Une condamnation aux frais ne peut se justifier que si, en raison du comportement illicite du prévenu, l'autorité était légitimement en droit d'ouvrir une enquête. Elle est en tout cas exclue lorsque l'autorité est intervenue par excès de zèle, ensuite d'une mauvaise analyse de la situation ou par précipitation (ATF 116 Ia 162 consid. 2c; arrêt 6B_301/2017 précité consid. 1.1; cf. art. 426 al. 3 let. a CPP).

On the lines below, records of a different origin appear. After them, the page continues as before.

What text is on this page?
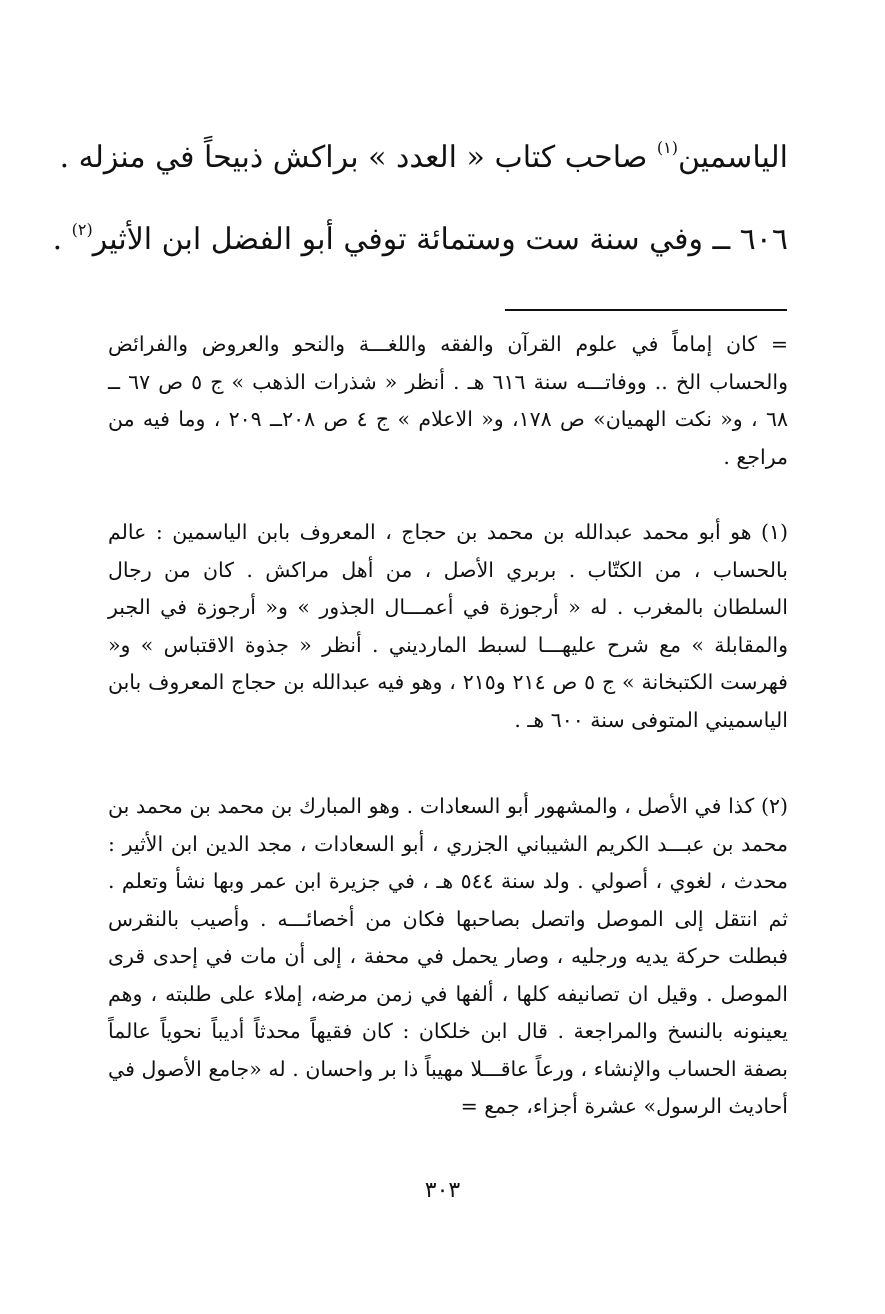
الياسمين$^{(١)}$ صاحب كتاب « العدد » براكش ذبيحاً في منزله .
٦٠٦ ــ وفي سنة ست وستمائة توفي أبو الفضل ابن الأثير$^{(٢)}$ .

= كان إماماً في علوم القرآن والفقه واللغـــة والنحو والعروض والفرائض والحساب الخ .. ووفاتـــه سنة ٦١٦ هـ . أنظر « شذرات الذهب » ج ٥ ص ٦٧ ــ ٦٨ ، و« نكت الهميان» ص ١٧٨، و« الاعلام » ج ٤ ص ٢٠٨ــ ٢٠٩ ، وما فيه من مراجع .

(١) هو أبو محمد عبدالله بن محمد بن حجاج ، المعروف بابن الياسمين : عالم بالحساب ، من الكتّاب . بربري الأصل ، من أهل مراكش . كان من رجال السلطان بالمغرب . له « أرجوزة في أعمـــال الجذور » و« أرجوزة في الجبر والمقابلة » مع شرح عليهـــا لسبط المارديني . أنظر « جذوة الاقتباس » و« فهرست الكتبخانة » ج ٥ ص ٢١٤ و٢١٥ ، وهو فيه عبدالله بن حجاج المعروف بابن الياسميني المتوفى سنة ٦٠٠ هـ .

(٢) كذا في الأصل ، والمشهور أبو السعادات . وهو المبارك بن محمد بن محمد بن محمد بن عبـــد الكريم الشيباني الجزري ، أبو السعادات ، مجد الدين ابن الأثير : محدث ، لغوي ، أصولي . ولد سنة ٥٤٤ هـ ، في جزيرة ابن عمر وبها نشأ وتعلم . ثم انتقل إلى الموصل واتصل بصاحبها فكان من أخصائـــه . وأصيب بالنقرس فبطلت حركة يديه ورجليه ، وصار يحمل في محفة ، إلى أن مات في إحدى قرى الموصل . وقيل ان تصانيفه كلها ، ألفها في زمن مرضه، إملاء على طلبته ، وهم يعينونه بالنسخ والمراجعة . قال ابن خلكان : كان فقيهاً محدثاً أديباً نحوياً عالماً بصفة الحساب والإنشاء ، ورعاً عاقـــلا مهيباً ذا بر واحسان . له «جامع الأصول في أحاديث الرسول» عشرة أجزاء، جمع =

٣٠٣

Le juge ne peut fonder sa décision que sur des faits incontestés ou déjà clairement établis.

La mise des frais à la charge du prévenu en cas d'acquittement ou de classement de la procédure doit en effet rester l'exception (ATF 144 IV 202 consid. 2.2 et les références citées).

2.4. L'art. 177 al. 1 CP punit, sur plainte, celui qui aura, par la parole, l'écriture, l'image, le geste ou par des voies de fait, attaqué autrui dans son honneur.

2.5. Conformément à l'art. 59 let a de la Loi sur le transport de voyageurs du 20 mars 2009 (ci-après : LTV, RS 745.1), les infractions prévues par le code pénal sont poursuivies d'office lorsqu'elles sont commises contre les employés des entreprises qui disposent d'une concession ou d'une autorisation selon les art. 6 à 8, dans l'exercice de leurs fonctions.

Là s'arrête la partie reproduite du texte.